20年以上にわたって、日本の経済は停滞し新しい価値観は見つからず日本人の自信喪失は少しずつ進行していきます。

こういった世相の中で右傾化の第一段階が起こります。

彼等(この段階で右傾化した人の多くは男性です)が急速に右傾化した原因はインターネットの普及とニートの増加です。ニートの男性は「仕事」を通して自信を獲得することができません。ニートの一部は自信の源を自らの内ではなく外に求めました。つまり自信の源を自分で築きあげることを諦め、かわりに「自分は日本人である」という誇りで埋めあわせようとしたわけです。インターネットの普及により、自分の部屋という安全な場所から気軽に勇ましいことを叫べる環境が整いました。同時に同じような主張を持つ人同士がインターネットを介してつながることができるようになったことも右傾化が進行した原因です。

この段階では、右傾化はインターネットの中だけで起こっている出来事であって、現実の世界にはほとんど影響力を持っていませんでした。

そして右傾化は第二段階へと進行します。

この段階では比較的所得の多いサラリーマンや自営業者にまで右傾化が広がりました。その原因はSNS、特にFacebookの普及です。

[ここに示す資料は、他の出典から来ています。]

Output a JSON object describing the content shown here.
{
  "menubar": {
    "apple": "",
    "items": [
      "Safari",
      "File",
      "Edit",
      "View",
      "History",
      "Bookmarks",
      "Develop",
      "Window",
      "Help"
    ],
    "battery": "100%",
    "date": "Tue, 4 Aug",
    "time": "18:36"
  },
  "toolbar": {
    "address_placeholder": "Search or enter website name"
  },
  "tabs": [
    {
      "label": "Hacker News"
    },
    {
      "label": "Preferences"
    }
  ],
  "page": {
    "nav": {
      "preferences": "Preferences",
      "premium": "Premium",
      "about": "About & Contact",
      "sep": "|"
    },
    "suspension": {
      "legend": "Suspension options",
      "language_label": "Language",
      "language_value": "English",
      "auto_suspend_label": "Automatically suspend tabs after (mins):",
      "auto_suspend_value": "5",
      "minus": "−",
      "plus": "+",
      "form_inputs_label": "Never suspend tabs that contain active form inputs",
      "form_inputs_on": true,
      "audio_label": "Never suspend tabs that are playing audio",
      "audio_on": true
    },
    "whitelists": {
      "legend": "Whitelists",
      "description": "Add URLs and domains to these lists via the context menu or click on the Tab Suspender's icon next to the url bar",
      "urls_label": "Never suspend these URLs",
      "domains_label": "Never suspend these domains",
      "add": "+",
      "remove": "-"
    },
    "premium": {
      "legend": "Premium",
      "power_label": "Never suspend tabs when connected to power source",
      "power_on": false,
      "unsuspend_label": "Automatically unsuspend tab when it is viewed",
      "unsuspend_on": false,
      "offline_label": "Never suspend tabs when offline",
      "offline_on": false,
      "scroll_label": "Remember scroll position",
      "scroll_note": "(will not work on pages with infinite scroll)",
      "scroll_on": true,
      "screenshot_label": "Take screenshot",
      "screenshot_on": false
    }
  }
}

Facebookでは今現在のつながりだけではなく、昔の友人達ともつながることができます。今現在の友人は似た属性を持った人であることが多いですが、昔の友人達はそれぞれ異なる属性を持っています。30代40代くらいの人が学生時代の友人と集まると仕事の話や自分の生活の話をして互いに心の中で優劣を判定しあいます。結婚せずにキャリアを積んでいる女性は男性と対等に働くことの素晴らしさを語ろうとしますし、結婚して子供のいる女性は育児を通してえられる経験は何物にもかえがたいものだと語ろうとしますし、結婚せずに恋愛をする女性はいつまでも女の幸せを感じる生き方こそ最も輝いているのだと語ろうとします。男性の場合は自分のやっている仕事がいかに大きな仕事で自分自身がそこでどれだけ必要とされているかを匂わせようとします。女性の方は対立軸が複雑なのではっきりとした優劣は決まりません。一方、男性の方は全員が「仕事」という同じ土俵に上がりますから序列が丸見えになってしまいがちです。